(623bt) Integrating Functional Genomics Tools to Survey Retrovirus Production In Human Cells

Retrovirus derived particles found valuable biotechnological application in Vaccinology and Gene

therapy, although challenging from the manufacturing view-point, due to the low titers and high content of

contaminant defective particles. Additionally, retroviruses such as HIV are a major world-wide health

concern with the cell-virus interaction dynamics poorly understood. Thus, an integrated overview on the

cellular determinants of retrovirus production in human cells can provide a valuable starting point and a

potential tool to address these and other issues.

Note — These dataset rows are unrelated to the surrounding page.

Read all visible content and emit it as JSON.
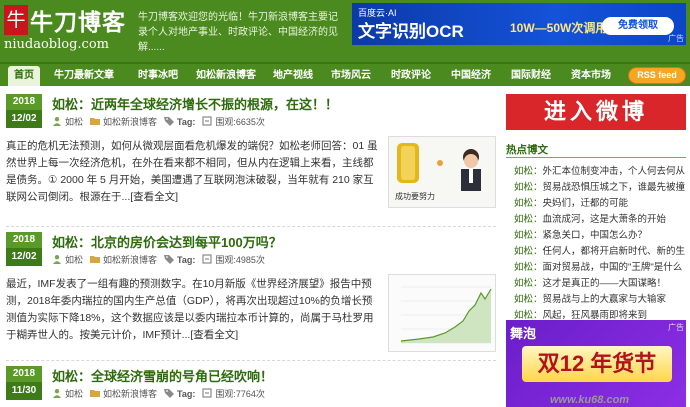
{
  "header": {
    "logo_char": "牛",
    "site_name": "牛刀博客",
    "domain": "niudaoblog.com",
    "description": "牛刀博客欢迎您的光临！牛刀新浪博客主要记录个人对地产事业、时政评论、中国经济的见解......"
  },
  "top_ad": {
    "brand": "百度云·AI",
    "title": "文字识别OCR",
    "subtitle": "10W—50W次调用",
    "button": "免费领取",
    "tag": "广告"
  },
  "nav": {
    "items": [
      {
        "label": "首页"
      },
      {
        "label": "牛刀最新文章"
      },
      {
        "label": "时事冰吧"
      },
      {
        "label": "如松新浪博客"
      },
      {
        "label": "地产视线"
      },
      {
        "label": "市场风云"
      },
      {
        "label": "时政评论"
      },
      {
        "label": "中国经济"
      },
      {
        "label": "国际财经"
      },
      {
        "label": "资本市场"
      }
    ],
    "rss": "RSS feed"
  },
  "posts": [
    {
      "year": "2018",
      "day": "12/02",
      "title": "如松：近两年全球经济增长不振的根源，在这！！",
      "author": "如松",
      "category": "如松新浪博客",
      "tag_label": "Tag:",
      "views": "围观:6635次",
      "excerpt": "真正的危机无法预测，如何从微观层面看危机爆发的端倪？如松老师回答：01 虽然世界上每一次经济危机，在外在看来都不相同，但从内在逻辑上来看，主线都是债务。① 2000 年 5 月开始，美国遭遇了互联网泡沫破裂，当年就有 210 家互联网公司倒闭。根源在于...",
      "readmore": "[查看全文]"
    },
    {
      "year": "2018",
      "day": "12/02",
      "title": "如松：北京的房价会达到每平100万吗？",
      "author": "如松",
      "category": "如松新浪博客",
      "tag_label": "Tag:",
      "views": "围观:4985次",
      "excerpt": "最近，IMF发表了一组有趣的预测数字。在10月新版《世界经济展望》报告中预测，2018年委内瑞拉的国内生产总值（GDP），将再次出现超过10%的负增长预测值为实际下降18%，这个数据应该是以委内瑞拉本币计算的，尚属于马杜罗用于糊弄世人的。按美元计价，IMF预计...",
      "readmore": "[查看全文]"
    },
    {
      "year": "2018",
      "day": "11/30",
      "title": "如松：全球经济雪崩的号角已经吹响！",
      "author": "如松",
      "category": "如松新浪博客",
      "tag_label": "Tag:",
      "views": "围观:7764次"
    }
  ],
  "thumb1": {
    "caption": "成功要努力"
  },
  "sidebar": {
    "weibo": "进入微博",
    "hot_title": "热点博文",
    "hot_items": [
      {
        "cat": "如松：",
        "text": "外汇本位制变冲击，个人何去何从"
      },
      {
        "cat": "如松：",
        "text": "贸易战恐惧压城之下，谁最先被撞"
      },
      {
        "cat": "如松：",
        "text": "央妈们，迁都的可能"
      },
      {
        "cat": "如松：",
        "text": "血流成河，这是大萧条的开始"
      },
      {
        "cat": "如松：",
        "text": "紧急关口，中国怎么办？"
      },
      {
        "cat": "如松：",
        "text": "任何人，都将开启新时代、新的生"
      },
      {
        "cat": "如松：",
        "text": "面对贸易战，中国的\"王牌\"是什么"
      },
      {
        "cat": "如松：",
        "text": "这才是真正的——大国谋略！"
      },
      {
        "cat": "如松：",
        "text": "贸易战与上的大赢家与大输家"
      },
      {
        "cat": "如松：",
        "text": "风起，狂风暴雨即将来到"
      }
    ],
    "ad2": {
      "brand": "舞泡",
      "tag": "广告",
      "main": "双12 年货节"
    },
    "watermark": "www.ku68.com"
  },
  "colors": {
    "brand_green": "#4a8a1e",
    "title_green": "#2d6b0c",
    "weibo_red": "#d9262a",
    "rss_orange": "#f5a623"
  }
}
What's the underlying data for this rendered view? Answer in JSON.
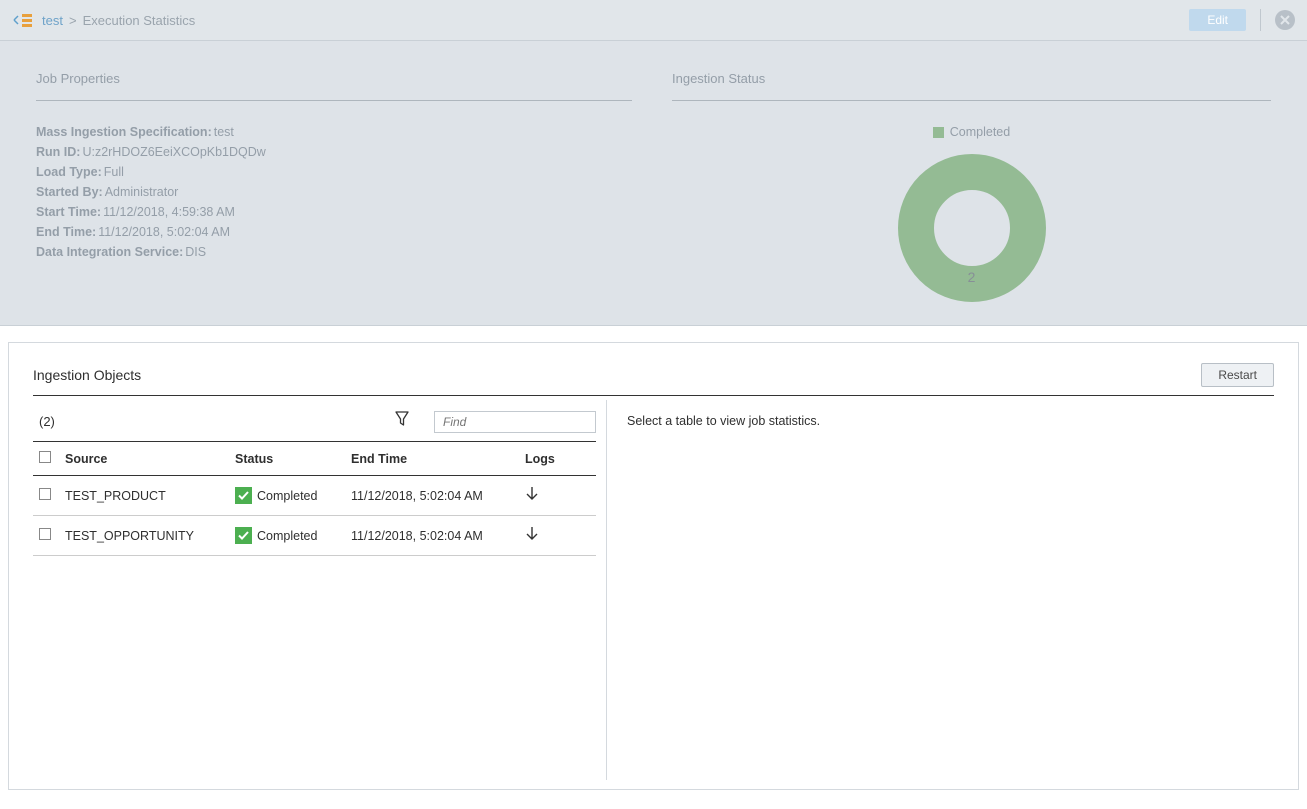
{
  "breadcrumb": {
    "link": "test",
    "current": "Execution Statistics"
  },
  "header": {
    "edit": "Edit"
  },
  "jobProps": {
    "title": "Job Properties",
    "spec_label": "Mass Ingestion Specification:",
    "spec_val": "test",
    "run_label": "Run ID:",
    "run_val": "U:z2rHDOZ6EeiXCOpKb1DQDw",
    "load_label": "Load Type:",
    "load_val": "Full",
    "started_label": "Started By:",
    "started_val": "Administrator",
    "start_label": "Start Time:",
    "start_val": "11/12/2018, 4:59:38 AM",
    "end_label": "End Time:",
    "end_val": "11/12/2018, 5:02:04 AM",
    "dis_label": "Data Integration Service:",
    "dis_val": "DIS"
  },
  "ingestionStatus": {
    "title": "Ingestion Status",
    "legend": "Completed",
    "value": "2"
  },
  "objects": {
    "title": "Ingestion Objects",
    "restart": "Restart",
    "count": "(2)",
    "find_placeholder": "Find",
    "hint": "Select a table to view job statistics.",
    "cols": {
      "source": "Source",
      "status": "Status",
      "end": "End Time",
      "logs": "Logs"
    },
    "rows": [
      {
        "source": "TEST_PRODUCT",
        "status": "Completed",
        "end": "11/12/2018, 5:02:04 AM"
      },
      {
        "source": "TEST_OPPORTUNITY",
        "status": "Completed",
        "end": "11/12/2018, 5:02:04 AM"
      }
    ]
  },
  "chart_data": {
    "type": "pie",
    "title": "Ingestion Status",
    "categories": [
      "Completed"
    ],
    "values": [
      2
    ],
    "series": [
      {
        "name": "Completed",
        "values": [
          2
        ]
      }
    ]
  }
}
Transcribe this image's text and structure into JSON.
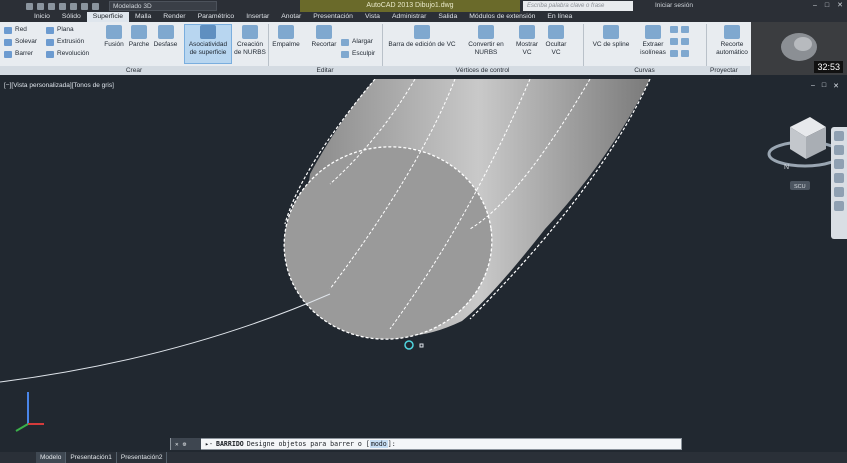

In this work, we analyzed transcriptome changes between retrovirus producers and the corresponding

parental cells using two different human cell lines, and took a pathway analysis approach to identify

biochemical networks overrepresented in the virus production state. Nearly 200 pathways were identified,

majorly represented by signaling and metabolism. Retrovirus production induced transcriptome changes

associated with apoptotic and cell survival pathways suggesting a balance between both networks, a typical

feature of virus infection scenario. Fatty acid metabolism was among the most prominently up regulated

pathways, along with sphingolipid and phospholipid metabolism, suggesting increased membrane recycling

dynamics for viral replication. Amino acid degradation was notably up-regulated as well. Virus production

appears to result in higher energy demands, evidenced by the strong up-regulation of the oxidative

phosphorylation and electron transport chain. Oxidative stress, pyrimidine metabolism and protein

synthesis and post-translation modification were also highlighted.

Based on the pathway analysis output, we investigated particular transcriptome-fluxome correlations.

Amino acid catabolism profile, one of the most significantly enriched pathways in terms of gene

expression, was analyzed by HPLC and found to be considerable increased, up to 2 fold, in virus producer

cells. Other suggested pathways are currently under study, some of which further substantiate pathways

analysis results, including oxidative stress metabolism and lipid biosynthesis.

In parallel, the integration of transcriptomic and metabolomic data is being used to feed a genomescale

constraint-based reconstruction of the metabolic network, in which a lumped reaction comprising all

building blocks for virus production was included. Such flux-balance analysis based model should help to

elucidate the cell fluxome alterations induced by a virus productive state and the rules to either enforce or

inhibit such state. This work has a direct application in the field of retrovirus manufacture for Vaccinology

and Gene Therapy, providing a framework to guide the rational design of process engineering and cell line

development. It can also be relevant basic virology providing further insights on the cell-virus interaction

and disclosing potential therapeutic targets to inhibit viral replication.